BincangMuslimah.Com – Kedudukan perempuan di peradaban Roma sudah mulai membaik. Mereka mendapatkan sebagian kebebasannya dan hak-hak. Ini merupakan hasil perkembangan pemikiran Plato. Akan tetapi kebebasan yang didapatkan perempuan tidaklah penuh. Perempuan tetap tunduk kepada laki-laki, saat ia lajang ia tunduk pada ayahnya sebagai kepala keluarga. Dan setelah menikah ia tunduk kepada suaminya. Adapun budak perempuan tunduk kepada tuannya secara mutlak. Hanya sedikit mengenai sejarah kedudukan perempuan dalam peradaban Romawi kuno yang dibahas oleh Dr. Ayyub Abu Dayah dalam buku al-Hijab fii at-Tarikh.
Kemudian ia melanjutkan penelusurannya di ajaran Kristen. Dalam ajaran Kristen, Tuhan menjelma sebagai Yesus Kristus yang datang ke bumi untuk menyelamatkan perempuan. Pada masa Yesus lahir, kondisi perempuan sangat terbelakang dan tidak mendapatkan hak-haknya. Dalam ajarannya ia menghormati para janda dan ibu yang sudah tua. Yesus berfirman:
“siapapun di antara kamu yang tidak memiliki dosa maka lemparlah kesalahan itu dengan batu.” Maksudnya turunnya Tuhan dalam bentuk Yesus adalah bentuk pembelaan kepada manusia dan untuk menghapus dosa-dosa mereka.
Ajaran Kristen mulai berbeda dalam ajaran dan coraknya. Tidak seperti apa yang disebutkan dalam ajaran Yahudi yang bernilai patriarki, ataupun sejarah-sejarah peradaban tahun-tahun sebelumnya ribuan tahun yang lalu. Ajaran Yesus diyakini sebagai penyelamat martabat perempuan. Akan tetapi, bagi penulis, apa yang dikatakan Dr. Ayyub dalam bukunya tidaklah sepenuhnya benar. Kita bisa melihat, bagaimana aktivitas perempuan di masyarakat dan kegiatan beragama beserta aturan-aturannya.
Kemudian ditemukan ajaran mengenai hijab dalam ajaran Kristen. Seperti yang dikutip oleh Dr. Ayyub dari “Surat Paulus kepada Jemaat di Korintus”. Terdapat sanksi bagi perempuan yang tidak menutup kepalanya saat beribadah:
“dan setiap perempuan yang beribadah atau menyampaikan pesan-pesan kenabian sedangkan kepalanya terbuka maka ia akan mempermalukan dirinya. Seolah-olah ia memotong rambutnya. Jika seorang tidak menutup kepalanya maka potonglah rambutnya.”

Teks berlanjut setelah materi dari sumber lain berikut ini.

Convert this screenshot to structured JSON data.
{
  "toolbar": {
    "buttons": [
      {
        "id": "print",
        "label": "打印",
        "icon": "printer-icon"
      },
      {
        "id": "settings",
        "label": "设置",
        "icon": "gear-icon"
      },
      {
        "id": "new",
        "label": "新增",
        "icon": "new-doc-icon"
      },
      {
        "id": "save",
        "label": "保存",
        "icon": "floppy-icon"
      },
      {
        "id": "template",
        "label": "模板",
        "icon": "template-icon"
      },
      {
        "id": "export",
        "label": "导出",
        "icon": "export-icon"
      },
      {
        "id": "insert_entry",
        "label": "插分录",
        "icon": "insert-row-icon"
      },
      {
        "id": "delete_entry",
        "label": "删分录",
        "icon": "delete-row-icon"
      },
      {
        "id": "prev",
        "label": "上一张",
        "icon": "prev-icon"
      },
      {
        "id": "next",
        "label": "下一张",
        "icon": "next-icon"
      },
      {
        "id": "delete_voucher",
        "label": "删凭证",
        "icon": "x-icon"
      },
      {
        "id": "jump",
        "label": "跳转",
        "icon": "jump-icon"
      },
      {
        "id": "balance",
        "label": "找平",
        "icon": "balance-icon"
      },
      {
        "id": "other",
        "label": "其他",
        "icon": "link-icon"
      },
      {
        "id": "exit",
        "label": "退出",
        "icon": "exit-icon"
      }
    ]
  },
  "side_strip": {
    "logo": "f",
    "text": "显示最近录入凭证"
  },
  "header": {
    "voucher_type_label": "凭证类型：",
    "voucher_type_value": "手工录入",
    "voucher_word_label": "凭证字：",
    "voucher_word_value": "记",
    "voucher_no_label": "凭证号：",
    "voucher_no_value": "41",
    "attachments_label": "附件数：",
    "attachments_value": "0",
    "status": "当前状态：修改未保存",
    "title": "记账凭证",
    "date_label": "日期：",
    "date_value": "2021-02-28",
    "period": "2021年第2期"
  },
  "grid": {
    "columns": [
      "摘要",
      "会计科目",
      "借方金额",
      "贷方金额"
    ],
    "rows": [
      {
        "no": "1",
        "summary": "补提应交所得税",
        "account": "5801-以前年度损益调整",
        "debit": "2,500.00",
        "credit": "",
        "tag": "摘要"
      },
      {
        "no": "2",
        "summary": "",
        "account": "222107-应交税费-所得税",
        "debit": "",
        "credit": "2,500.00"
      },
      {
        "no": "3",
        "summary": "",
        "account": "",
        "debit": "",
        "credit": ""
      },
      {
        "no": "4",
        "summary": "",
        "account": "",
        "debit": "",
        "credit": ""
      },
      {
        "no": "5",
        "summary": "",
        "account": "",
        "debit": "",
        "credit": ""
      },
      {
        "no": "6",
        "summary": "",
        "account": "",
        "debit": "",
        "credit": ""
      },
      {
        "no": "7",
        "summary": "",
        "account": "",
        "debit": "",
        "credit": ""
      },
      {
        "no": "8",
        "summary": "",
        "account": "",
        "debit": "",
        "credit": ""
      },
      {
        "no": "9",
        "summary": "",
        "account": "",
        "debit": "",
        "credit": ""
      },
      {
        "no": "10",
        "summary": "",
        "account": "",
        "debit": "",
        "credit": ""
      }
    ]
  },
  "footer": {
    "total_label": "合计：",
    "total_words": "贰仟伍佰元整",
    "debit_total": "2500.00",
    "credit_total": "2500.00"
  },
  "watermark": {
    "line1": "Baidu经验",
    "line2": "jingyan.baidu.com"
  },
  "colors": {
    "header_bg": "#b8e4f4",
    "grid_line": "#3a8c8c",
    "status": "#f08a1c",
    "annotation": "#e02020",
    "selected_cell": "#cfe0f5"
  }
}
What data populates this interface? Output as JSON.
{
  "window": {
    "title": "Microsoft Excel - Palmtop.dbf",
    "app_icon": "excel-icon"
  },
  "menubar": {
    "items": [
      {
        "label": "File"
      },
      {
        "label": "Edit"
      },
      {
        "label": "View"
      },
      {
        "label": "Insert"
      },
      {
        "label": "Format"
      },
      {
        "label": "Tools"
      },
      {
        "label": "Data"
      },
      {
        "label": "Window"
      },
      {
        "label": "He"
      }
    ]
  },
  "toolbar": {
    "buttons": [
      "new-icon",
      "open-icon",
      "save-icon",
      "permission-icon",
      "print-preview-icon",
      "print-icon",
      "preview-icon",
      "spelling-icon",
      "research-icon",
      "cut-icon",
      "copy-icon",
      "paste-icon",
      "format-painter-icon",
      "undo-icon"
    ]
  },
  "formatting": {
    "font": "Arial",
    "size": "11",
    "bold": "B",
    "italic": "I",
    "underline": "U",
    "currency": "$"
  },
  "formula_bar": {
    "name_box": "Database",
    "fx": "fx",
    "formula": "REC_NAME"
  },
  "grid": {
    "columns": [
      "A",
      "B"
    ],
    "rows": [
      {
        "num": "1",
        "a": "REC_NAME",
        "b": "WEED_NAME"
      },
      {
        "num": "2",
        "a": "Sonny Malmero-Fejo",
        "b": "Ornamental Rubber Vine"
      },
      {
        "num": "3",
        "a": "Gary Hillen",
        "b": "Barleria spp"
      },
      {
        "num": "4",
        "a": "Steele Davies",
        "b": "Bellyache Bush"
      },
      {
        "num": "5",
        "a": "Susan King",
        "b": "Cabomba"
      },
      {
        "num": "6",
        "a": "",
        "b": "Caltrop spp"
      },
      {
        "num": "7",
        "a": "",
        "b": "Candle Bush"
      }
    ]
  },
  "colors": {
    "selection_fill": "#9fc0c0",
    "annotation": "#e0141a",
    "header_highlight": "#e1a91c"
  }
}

Dalam surat Paulus kepada Jemaat di Korintus juga termaktub pertanyaan retoris:
“Koreksilah diri anda sendiri! apakah pantas seorang perempuan beribadah kepada Tuhan dan dia tidak menggunakan penutup kepala?”
Perempuan juga dilarang untuk berbicara saat berada di gereja:
“berbaliklah (berpikirlah), jika seorang perempuan hendak belajar sesuatu maka bertanyalah kepada lelaki mereka (suami, ayah, kakak) saat berada di rumah. Sesungguhnya, di antara perbuatan yang memalukan adalah ketika perempuan berbicara di gereja.”
Ajaran-ajaran tersebut menjadi bukti bahwa lelaki menjadi jalan dan perantara bagi perempuan untuk mencapai pengetahuan. Meskipun pada ajaran Kristen, kondisi dan posisi perempuan menjadi jauh lebih baik daripada apa yang diajarkan Yahudi, akan tetapi perempuan tetap mengalami subordinasi. Perempuan tidak diperbolehkan belajar di unversitas di Eropa seperti laki-laki.
Lalu beratus tahun kemudian saat dunia mulai berkembang, barulah perempuan diperbolehkan untuk menempuh pendidikan dan sekolah, tepatnya pada tahun 1920. Setelah itu, kehidupan perempuan di Eropa mulai maju dan berkembang setelah melalui proses perjuangan yang panjang.
Begitulah sejarah hijab dan perempuan sebelum datangnya Islam. Pada umumnya, Hijab menjadi penentu kelas sosial perempuan di setiap masa sebelumnya. Dan juga menjadi pelindung dari pelecehan seksual akibat sistuasi dan keamanan yang tidak stabil akibat turunnya moral manusia saat itu.